Serial block-face scanning electron microscopy images of the fetal cornea at week 13. The posterior peripheral region of the cornea (A). A high-magnification SBF-SEM data set was run from a region within the blue rectangle and three-dimensional reconstructions of the elastic fiber system in an area within this zone were made using the automated isosurface function in Amira (B and C). These reconstructions identified elastic fibers (rendered in gold) concentrated directly anterior to the corneal endothelium, which could represent the initial deposition of Descemet's membrane (bidirectional arrow in A; red arrows in B and C). Individual elastic fibers (gold) were also concentrated in the posterior peripheral region of the corneal stroma (yellow arrows).
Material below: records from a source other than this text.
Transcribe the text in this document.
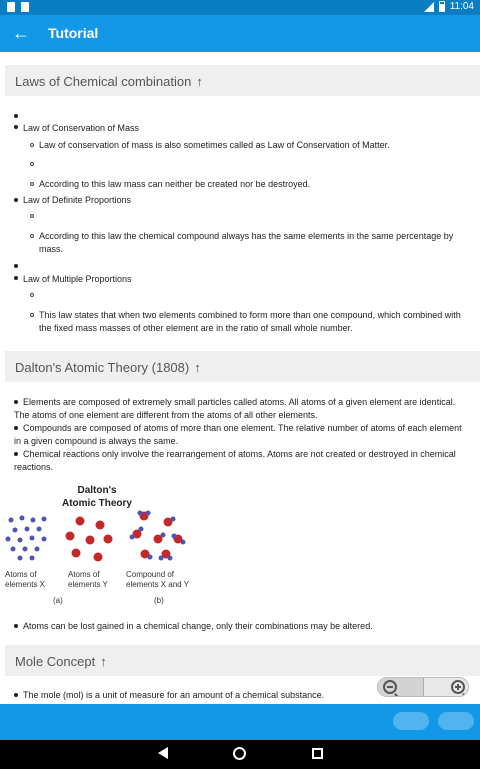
11:04
← Tutorial
Laws of Chemical combination ↑
Law of Conservation of Mass
Law of conservation of mass is also sometimes called as Law of Conservation of Matter.
According to this law mass can neither be created nor be destroyed.
Law of Definite Proportions
According to this law the chemical compound always has the same elements in the same percentage by
mass.
Law of Multiple Proportions
This law states that when two elements combined to form more than one compound, which combined with
the fixed mass masses of other element are in the ratio of small whole number.
Dalton's Atomic Theory (1808) ↑
Elements are composed of extremely small particles called atoms. All atoms of a given element are identical.
The atoms of one element are different from the atoms of all other elements.
Compounds are composed of atoms of more than one element. The relative number of atoms of each element
in a given compound is always the same.
Chemical reactions only involve the rearrangement of atoms. Atoms are not created or destroyed in chemical
reactions.
Dalton's
Atomic Theory
Atoms of
elements X
Atoms of
elements Y
Compound of
elements X and Y
(a)	(b)
Atoms can be lost gained in a chemical change, only their combinations may be altered.
Mole Concept ↑
The mole (mol) is a unit of measure for an amount of a chemical substance.
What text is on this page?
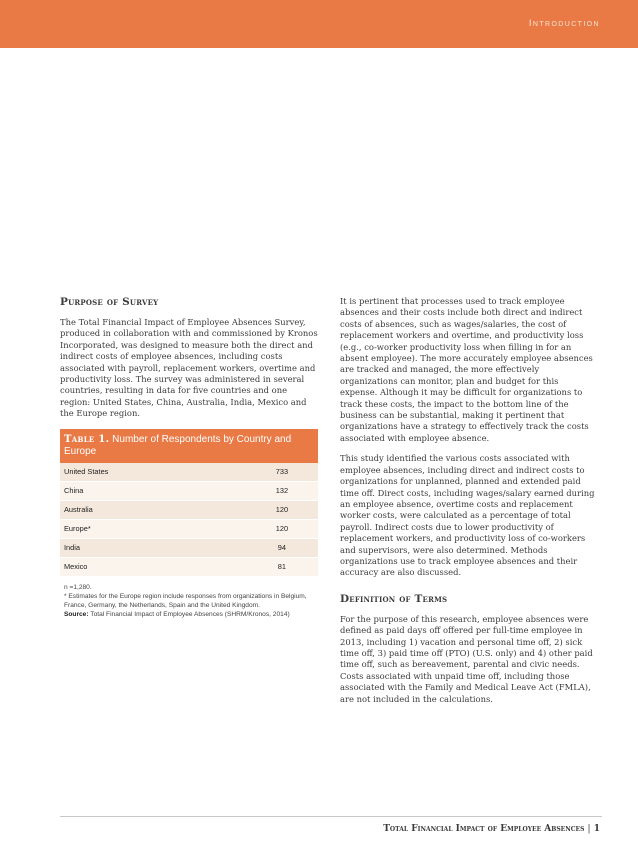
Introduction
Purpose of Survey

The Total Financial Impact of Employee Absences Survey, produced in collaboration with and commissioned by Kronos Incorporated, was designed to measure both the direct and indirect costs of employee absences, including costs associated with payroll, replacement workers, overtime and productivity loss. The survey was administered in several countries, resulting in data for five countries and one region: United States, China, Australia, India, Mexico and the Europe region.

Table 1. Number of Respondents by Country and Europe
United States	733
China	132
Australia	120
Europe*	120
India	94
Mexico	81
n =1,280.
* Estimates for the Europe region include responses from organizations in Belgium, France, Germany, the Netherlands, Spain and the United Kingdom.
Source: Total Financial Impact of Employee Absences (SHRM/Kronos, 2014)

It is pertinent that processes used to track employee absences and their costs include both direct and indirect costs of absences, such as wages/salaries, the cost of replacement workers and overtime, and productivity loss (e.g., co-worker productivity loss when filling in for an absent employee). The more accurately employee absences are tracked and managed, the more effectively organizations can monitor, plan and budget for this expense. Although it may be difficult for organizations to track these costs, the impact to the bottom line of the business can be substantial, making it pertinent that organizations have a strategy to effectively track the costs associated with employee absence.

This study identified the various costs associated with employee absences, including direct and indirect costs to organizations for unplanned, planned and extended paid time off. Direct costs, including wages/salary earned during an employee absence, overtime costs and replacement worker costs, were calculated as a percentage of total payroll. Indirect costs due to lower productivity of replacement workers, and productivity loss of co-workers and supervisors, were also determined. Methods organizations use to track employee absences and their accuracy are also discussed.

Definition of Terms

For the purpose of this research, employee absences were defined as paid days off offered per full-time employee in 2013, including 1) vacation and personal time off, 2) sick time off, 3) paid time off (PTO) (U.S. only) and 4) other paid time off, such as bereavement, parental and civic needs. Costs associated with unpaid time off, including those associated with the Family and Medical Leave Act (FMLA), are not included in the calculations.

Total Financial Impact of Employee Absences | 1
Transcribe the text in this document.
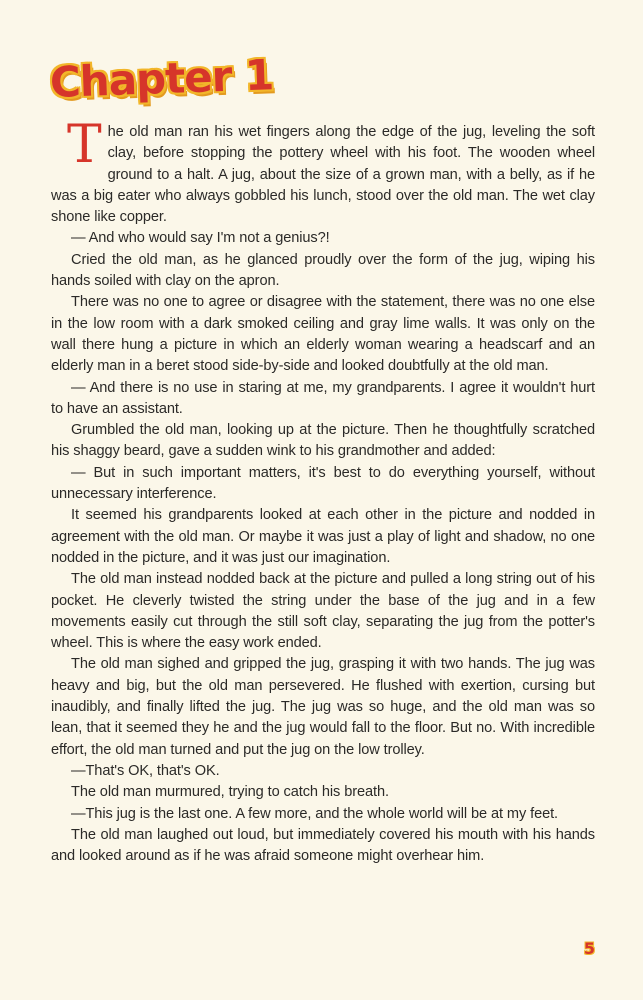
Chapter 1

The old man ran his wet fingers along the edge of the jug, leveling the soft clay, before stopping the pottery wheel with his foot. The wooden wheel ground to a halt. A jug, about the size of a grown man, with a belly, as if he was a big eater who always gobbled his lunch, stood over the old man. The wet clay shone like copper.

— And who would say I'm not a genius?!

Cried the old man, as he glanced proudly over the form of the jug, wiping his hands soiled with clay on the apron.

There was no one to agree or disagree with the statement, there was no one else in the low room with a dark smoked ceiling and gray lime walls. It was only on the wall there hung a picture in which an elderly woman wearing a headscarf and an elderly man in a beret stood side-by-side and looked doubtfully at the old man.

— And there is no use in staring at me, my grandparents. I agree it wouldn't hurt to have an assistant.

Grumbled the old man, looking up at the picture. Then he thoughtfully scratched his shaggy beard, gave a sudden wink to his grandmother and added:

— But in such important matters, it's best to do everything yourself, without unnecessary interference.

It seemed his grandparents looked at each other in the picture and nodded in agreement with the old man. Or maybe it was just a play of light and shadow, no one nodded in the picture, and it was just our imagination.

The old man instead nodded back at the picture and pulled a long string out of his pocket. He cleverly twisted the string under the base of the jug and in a few movements easily cut through the still soft clay, separating the jug from the potter's wheel. This is where the easy work ended.

The old man sighed and gripped the jug, grasping it with two hands. The jug was heavy and big, but the old man persevered. He flushed with exertion, cursing but inaudibly, and finally lifted the jug. The jug was so huge, and the old man was so lean, that it seemed they he and the jug would fall to the floor. But no. With incredible effort, the old man turned and put the jug on the low trolley.

—That's OK, that's OK.

The old man murmured, trying to catch his breath.

—This jug is the last one. A few more, and the whole world will be at my feet.

The old man laughed out loud, but immediately covered his mouth with his hands and looked around as if he was afraid someone might overhear him.

5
Serial block-face scanning electron microscopy (SBF-SEM) and TEM images of the fetal cornea. The posterior peripheral region of the stroma was chosen for analysis with SBF-SEM of the week 17 fetal cornea (blue box) (A–C). B and C are data from within the 3-D region defined by the blue box in A. Elastic fiber sheets were concentrated above the corneal endothelium (Endo) (red arrows) (A and B). Three-dimensional models showed individual elastic fibers (gold label) within the posterior peripheral cornea (yellow arrow) (A–D). High-resolution images with TEM showed the elastic fiber sheet directly anterior to the corneal endothelium at week 17 (red arrows) (D). Individual elastic fibers were concentrated to the posterior aspect of the corneal stroma, composed of bundles of loosely arranged microfibrils approximately 10–12 nm in diameter (D and E). Some fibers appeared to contain an amorphous core surrounded by bundles of microfibrils, these fibers appeared to represent true elastic fibers (F). No elastic fibers were identified in the anterior or central stroma between weeks 14 to 17; within this area collagen fibrils were organized within lamellae with an orthogonal arrangement between corneal stromal cells (F).
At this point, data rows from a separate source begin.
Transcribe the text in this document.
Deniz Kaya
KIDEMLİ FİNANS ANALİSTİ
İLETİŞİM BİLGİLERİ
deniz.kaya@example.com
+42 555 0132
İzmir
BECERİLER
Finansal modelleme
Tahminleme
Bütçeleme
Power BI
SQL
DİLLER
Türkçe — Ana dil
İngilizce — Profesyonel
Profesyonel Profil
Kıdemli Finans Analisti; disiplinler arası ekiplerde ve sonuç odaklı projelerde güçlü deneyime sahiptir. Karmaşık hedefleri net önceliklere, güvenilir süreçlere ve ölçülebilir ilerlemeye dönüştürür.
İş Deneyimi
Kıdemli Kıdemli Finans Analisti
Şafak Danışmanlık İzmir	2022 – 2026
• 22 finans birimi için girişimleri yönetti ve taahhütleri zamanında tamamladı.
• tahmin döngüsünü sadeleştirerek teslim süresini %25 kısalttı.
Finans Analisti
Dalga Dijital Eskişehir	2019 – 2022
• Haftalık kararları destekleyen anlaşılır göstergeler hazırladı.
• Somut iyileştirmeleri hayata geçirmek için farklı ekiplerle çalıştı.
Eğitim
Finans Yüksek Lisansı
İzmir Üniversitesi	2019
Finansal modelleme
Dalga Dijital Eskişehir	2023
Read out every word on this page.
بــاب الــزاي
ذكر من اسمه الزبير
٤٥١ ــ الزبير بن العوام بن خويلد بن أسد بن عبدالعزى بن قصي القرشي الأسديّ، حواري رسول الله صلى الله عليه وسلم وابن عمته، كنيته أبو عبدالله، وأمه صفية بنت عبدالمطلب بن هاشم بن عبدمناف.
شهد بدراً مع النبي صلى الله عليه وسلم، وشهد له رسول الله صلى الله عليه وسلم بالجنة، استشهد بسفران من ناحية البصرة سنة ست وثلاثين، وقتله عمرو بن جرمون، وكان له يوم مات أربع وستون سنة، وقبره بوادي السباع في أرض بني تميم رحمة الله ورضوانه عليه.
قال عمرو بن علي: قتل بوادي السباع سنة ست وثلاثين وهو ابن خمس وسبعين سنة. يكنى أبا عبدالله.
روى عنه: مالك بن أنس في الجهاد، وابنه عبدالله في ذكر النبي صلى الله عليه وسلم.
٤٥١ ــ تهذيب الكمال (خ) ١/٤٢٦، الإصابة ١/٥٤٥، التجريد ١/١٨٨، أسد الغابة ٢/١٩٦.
Human corneal development hypothesis. (1) The surface ectoderm detaches away from the lens vesicle and the surface ectoderm becomes the corneal epithelium. A space lies between these structures. (2) The first mesenchymal cell migration proceeds to form the endothelium, anterior to the lens. Mesenchymal cells are present in the periphery of the cornea but not within the central cornea. (3) Collagen fibrils are deposited posterior to the corneal epithelium and within the central cornea. The collagen fibrils in the central cornea condense and align with the cells in the periphery of the developing cornea. (4) The mesenchymal cells use the acellular collagen matrix as a substrate for a second cell migration into the corneal stroma.
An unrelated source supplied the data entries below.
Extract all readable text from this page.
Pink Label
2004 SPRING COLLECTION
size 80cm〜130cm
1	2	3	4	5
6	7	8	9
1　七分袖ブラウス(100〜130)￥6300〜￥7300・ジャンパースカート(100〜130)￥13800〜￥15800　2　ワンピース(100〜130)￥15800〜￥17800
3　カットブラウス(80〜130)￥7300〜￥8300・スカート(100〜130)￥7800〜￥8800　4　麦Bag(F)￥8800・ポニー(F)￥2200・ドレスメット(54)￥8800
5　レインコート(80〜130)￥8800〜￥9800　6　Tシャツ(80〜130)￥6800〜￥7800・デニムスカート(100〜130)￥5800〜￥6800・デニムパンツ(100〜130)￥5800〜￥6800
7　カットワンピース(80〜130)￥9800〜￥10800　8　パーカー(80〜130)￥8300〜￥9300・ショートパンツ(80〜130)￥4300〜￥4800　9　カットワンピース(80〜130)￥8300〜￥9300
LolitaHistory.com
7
Theory of mesenchymal cell migration. The acellular collagen network sits in the central aspect of the cornea, adjacent to the mesenchymal cells in the peripheral cornea. Mesenchymal cells from the peripheral cornea appear to migrate one cell at a time. We hypothesize that the endothelial cell extensions communicate with the acellular collagen matrix which moves and initiates the cells in the peripheral cornea to migrate to their desired location. This figure shows the endothelial cell extensions moving down (1), which causes the cell matrix to move for the mesenchymal cell to migrate inwards along the collagen matrix (2). The endothelial cell processes would continue to move the collagen matrix and communicate with the mesenchymal cells, until all mesenchymal cells have infiltrated the cornea, reached their desired location and differentiated into corneal stromal cells.